The concept of the niche is one of the most important ideas in ecology, and yet it is one of the most muddled and confused concepts we have. The niche has been defined and redefined numerous times, with many of these definitions resting on very fine distinctions that are difficult to grasp and sometimes poorly done. The difficulty of measuring the niche in real systems has also led to many operational definitions that are only peripherally related to the more idealized niche definitions that are used in the theoretical development of ecology. For all the confusion and debate it has generated, however, the concept of the niche has been instrumental in the development of the field of ecology, as its multitudinous definitions include almost any interaction an organism may have with its environment.

General Overviews

Given its central role in ecology, any general overview of ecology will of necessity contain much discussion, either directly or indirectly, of the ecological niche. Whittaker and Levin 1975 and Real and Brown 1991 contain many of the foundational papers in the study of the niche in convenient bound editions, coupled with insightful commentary. Schoener 1989 provides an excellent overview of the history of the niche, the different niche concepts, and some of the then-current contributions to the field.

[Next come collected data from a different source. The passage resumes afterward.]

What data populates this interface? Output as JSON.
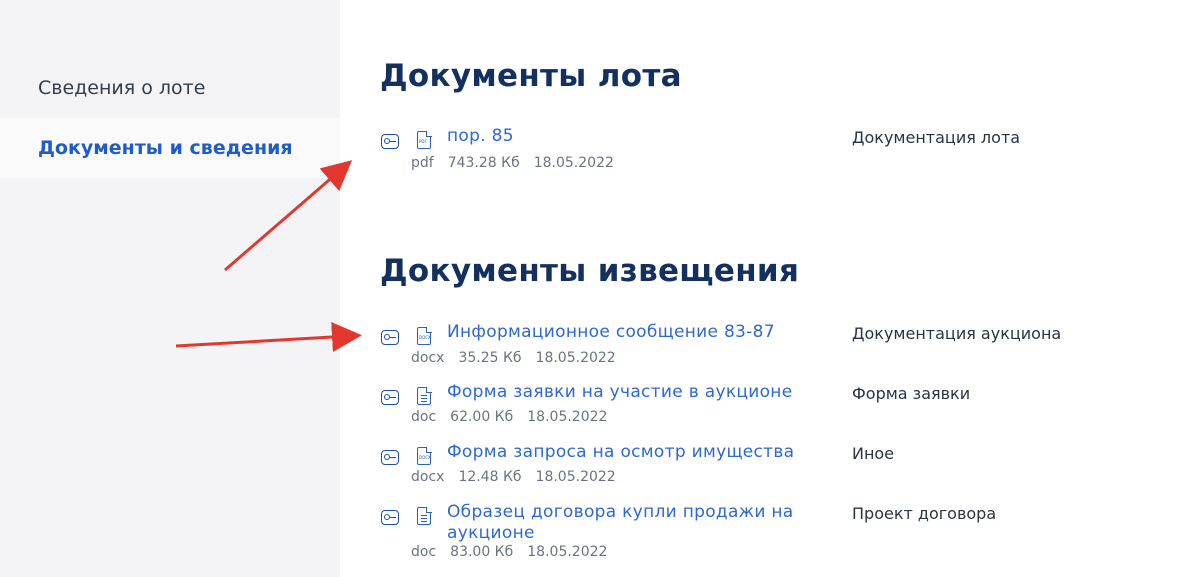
{
  "sidebar": {
    "items": [
      {
        "label": "Сведения о лоте",
        "active": false
      },
      {
        "label": "Документы и сведения",
        "active": true
      }
    ]
  },
  "sections": {
    "lot": {
      "title": "Документы лота",
      "docs": [
        {
          "name": "пор. 85",
          "ext": "pdf",
          "size": "743.28 Кб",
          "date": "18.05.2022",
          "category": "Документация лота",
          "icon": "pdf-file-icon"
        }
      ]
    },
    "notice": {
      "title": "Документы извещения",
      "docs": [
        {
          "name": "Информационное сообщение 83-87",
          "ext": "docx",
          "size": "35.25 Кб",
          "date": "18.05.2022",
          "category": "Документация аукциона",
          "icon": "docx-file-icon"
        },
        {
          "name": "Форма заявки на участие в аукционе",
          "ext": "doc",
          "size": "62.00 Кб",
          "date": "18.05.2022",
          "category": "Форма заявки",
          "icon": "doc-file-icon"
        },
        {
          "name": "Форма запроса на осмотр имущества",
          "ext": "docx",
          "size": "12.48 Кб",
          "date": "18.05.2022",
          "category": "Иное",
          "icon": "docx-file-icon"
        },
        {
          "name": "Образец договора купли продажи на аукционе",
          "ext": "doc",
          "size": "83.00 Кб",
          "date": "18.05.2022",
          "category": "Проект договора",
          "icon": "doc-file-icon"
        }
      ]
    }
  },
  "colors": {
    "accent": "#1f5cc9",
    "link": "#2e68d2",
    "heading": "#13305f",
    "annotation_arrow": "#e2372c"
  }
}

Chase and Leibold 2003 is an ambitious attempt to resurrect and revitalize the concept of the niche, using a new mathematical framework that incorporates both a species’ requirements and its impacts on its environment; this is revisited in Chase’s chapter in Scheiner and Willig 2011, a text on the theory of ecology. Holt 2009 gives an excellent overview of developments in the study of the niche since the late 20th century and offers a useful perspective on the state of the field.

  • Chase, Jonathan M., and Mathew A. Leibold. 2003. Ecological niches: Linking classical and contemporary approaches. Interspecific Interactions. Chicago: Univ. of Chicago Press.

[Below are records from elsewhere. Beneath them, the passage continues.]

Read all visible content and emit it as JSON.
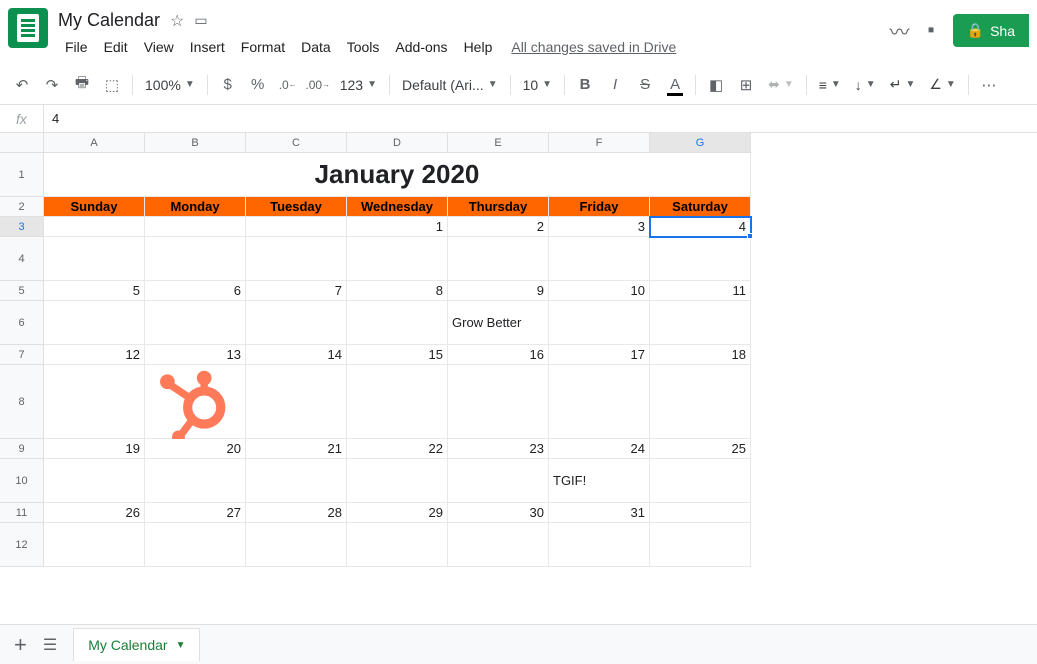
{
  "doc": {
    "title": "My Calendar",
    "save_status": "All changes saved in Drive"
  },
  "menu": {
    "file": "File",
    "edit": "Edit",
    "view": "View",
    "insert": "Insert",
    "format": "Format",
    "data": "Data",
    "tools": "Tools",
    "addons": "Add-ons",
    "help": "Help"
  },
  "share": {
    "label": "Sha"
  },
  "toolbar": {
    "zoom": "100%",
    "font": "Default (Ari...",
    "fontsize": "10",
    "currency": "$",
    "percent": "%",
    "dec_dec": ".0",
    "dec_inc": ".00",
    "more_fmt": "123"
  },
  "formula": {
    "fx": "fx",
    "value": "4"
  },
  "columns": [
    "A",
    "B",
    "C",
    "D",
    "E",
    "F",
    "G"
  ],
  "rows": [
    "1",
    "2",
    "3",
    "4",
    "5",
    "6",
    "7",
    "8",
    "9",
    "10",
    "11",
    "12"
  ],
  "selected": {
    "col": "G",
    "row": "3"
  },
  "calendar": {
    "title": "January 2020",
    "days": [
      "Sunday",
      "Monday",
      "Tuesday",
      "Wednesday",
      "Thursday",
      "Friday",
      "Saturday"
    ],
    "weeks": [
      {
        "nums": [
          "",
          "",
          "",
          "1",
          "2",
          "3",
          "4"
        ],
        "content": [
          "",
          "",
          "",
          "",
          "",
          "",
          ""
        ]
      },
      {
        "nums": [
          "5",
          "6",
          "7",
          "8",
          "9",
          "10",
          "11"
        ],
        "content": [
          "",
          "",
          "",
          "",
          "Grow Better",
          "",
          ""
        ]
      },
      {
        "nums": [
          "12",
          "13",
          "14",
          "15",
          "16",
          "17",
          "18"
        ],
        "content": [
          "",
          "HUBSPOT_ICON",
          "",
          "",
          "",
          "",
          ""
        ]
      },
      {
        "nums": [
          "19",
          "20",
          "21",
          "22",
          "23",
          "24",
          "25"
        ],
        "content": [
          "",
          "",
          "",
          "",
          "",
          "TGIF!",
          ""
        ]
      },
      {
        "nums": [
          "26",
          "27",
          "28",
          "29",
          "30",
          "31",
          ""
        ],
        "content": [
          "",
          "",
          "",
          "",
          "",
          "",
          ""
        ]
      }
    ]
  },
  "sheets": {
    "tab1": "My Calendar"
  }
}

    Chase and Leibold attempt to bring the niche back to the forefront in ecology. They begin by giving a historical overview of niche concepts and then develop a framework for working with the niche that synthesizes a species’ environmental requirements and its impacts on those environmental factors.

  • Holt, Robert D. 2009. Bringing the Hutchinsonian niche into the 21st century: Ecological and evolutionary perspectives. Proceedings of the National Academy of Sciences 106, Suppl. 2: 19659–19665.

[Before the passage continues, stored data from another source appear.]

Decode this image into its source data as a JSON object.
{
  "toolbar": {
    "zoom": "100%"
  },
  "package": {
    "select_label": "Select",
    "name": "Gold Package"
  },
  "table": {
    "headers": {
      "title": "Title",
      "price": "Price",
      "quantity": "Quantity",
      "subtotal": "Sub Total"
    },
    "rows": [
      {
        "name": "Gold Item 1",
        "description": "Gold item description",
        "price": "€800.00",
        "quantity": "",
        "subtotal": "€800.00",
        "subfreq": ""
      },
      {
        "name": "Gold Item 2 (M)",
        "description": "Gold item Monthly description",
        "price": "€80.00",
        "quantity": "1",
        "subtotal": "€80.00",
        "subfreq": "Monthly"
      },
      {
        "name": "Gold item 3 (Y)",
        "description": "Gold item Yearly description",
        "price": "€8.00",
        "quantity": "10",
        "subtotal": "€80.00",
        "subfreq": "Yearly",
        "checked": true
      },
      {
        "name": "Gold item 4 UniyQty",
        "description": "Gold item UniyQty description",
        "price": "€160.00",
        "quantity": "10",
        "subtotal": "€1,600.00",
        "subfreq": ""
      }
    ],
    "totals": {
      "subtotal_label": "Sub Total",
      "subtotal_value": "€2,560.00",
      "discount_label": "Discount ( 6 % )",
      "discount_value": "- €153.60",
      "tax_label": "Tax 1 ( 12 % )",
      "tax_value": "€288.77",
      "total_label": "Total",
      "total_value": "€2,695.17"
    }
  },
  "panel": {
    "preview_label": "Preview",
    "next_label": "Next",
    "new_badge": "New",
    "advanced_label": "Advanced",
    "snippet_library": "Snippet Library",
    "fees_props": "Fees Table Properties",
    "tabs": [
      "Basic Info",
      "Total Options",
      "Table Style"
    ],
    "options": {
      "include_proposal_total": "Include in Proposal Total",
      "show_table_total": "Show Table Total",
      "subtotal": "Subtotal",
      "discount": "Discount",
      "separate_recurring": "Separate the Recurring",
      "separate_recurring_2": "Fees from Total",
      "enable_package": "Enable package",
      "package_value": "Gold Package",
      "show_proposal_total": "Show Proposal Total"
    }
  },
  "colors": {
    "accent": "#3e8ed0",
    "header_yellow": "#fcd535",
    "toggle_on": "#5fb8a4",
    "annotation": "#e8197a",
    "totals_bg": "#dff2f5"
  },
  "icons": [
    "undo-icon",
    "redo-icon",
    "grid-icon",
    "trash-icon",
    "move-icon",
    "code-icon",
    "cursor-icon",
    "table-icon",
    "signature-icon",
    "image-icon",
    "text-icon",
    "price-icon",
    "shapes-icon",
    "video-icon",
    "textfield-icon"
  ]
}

    DOI: 10.1073/pnas.0905137106

    Holt provides a very broad discussion of the role of Hutchinson’s niche concept in modern ecology, with a particular focus on the relationship between theoretical constructs and empirical studies.

  • Real, Leslie A., and James H. Brown, eds. 1991. Foundations of ecology: Classic papers with commentaries. Chicago: Univ. of Chicago Press.

    This is a collection of forty of the foundational papers in the field of ecology, including many that are listed in this bibliography. The text also includes background and commentary on these papers by several leading ecologists.

  • Scheiner, Samuel M., and Michael R. Willig, eds. 2011. The theory of ecology. Chicago and London: Univ. of Chicago Press.

    This edited volume contains general chapters on what makes for “constitutive theory” in ecology as well as chapters on the subdisciplines in ecology. Chase’s chapter on niche theory gives the history and various definitions of the niche and synthesizes the implications of the niche concept for ecological theory, especially with respect to studies of competition and coexistence.

  • Schoener, T. W. 1989. The ecological niche. In Ecological concepts: The contribution of ecology to an understanding of the natural world. Papers presented at the 29th symposium of the British Ecological Society, University College, London, 12–13 April 1988. Edited by J. M. Cherrett, 79–113. Oxford and Boston: Blackwell.

    Schoener reviews the history of Grinnell’s, Elton’s, and Hutchinson’s niche concepts as well as the “utilization distribution” concept of the niche, which is more often what is measured in competition studies. Schoener also reviews many of the criticisms of the niche.

  • Whittaker, Robert H., and Simon A. Levin, eds. 1975. Niche: Theory and application. Benchmark Papers in Ecology. Stroudsburg, PA: Dowden, Hutchinson and Ross.

    A compendium of classic papers on both theoretical and empirical studies of the niche.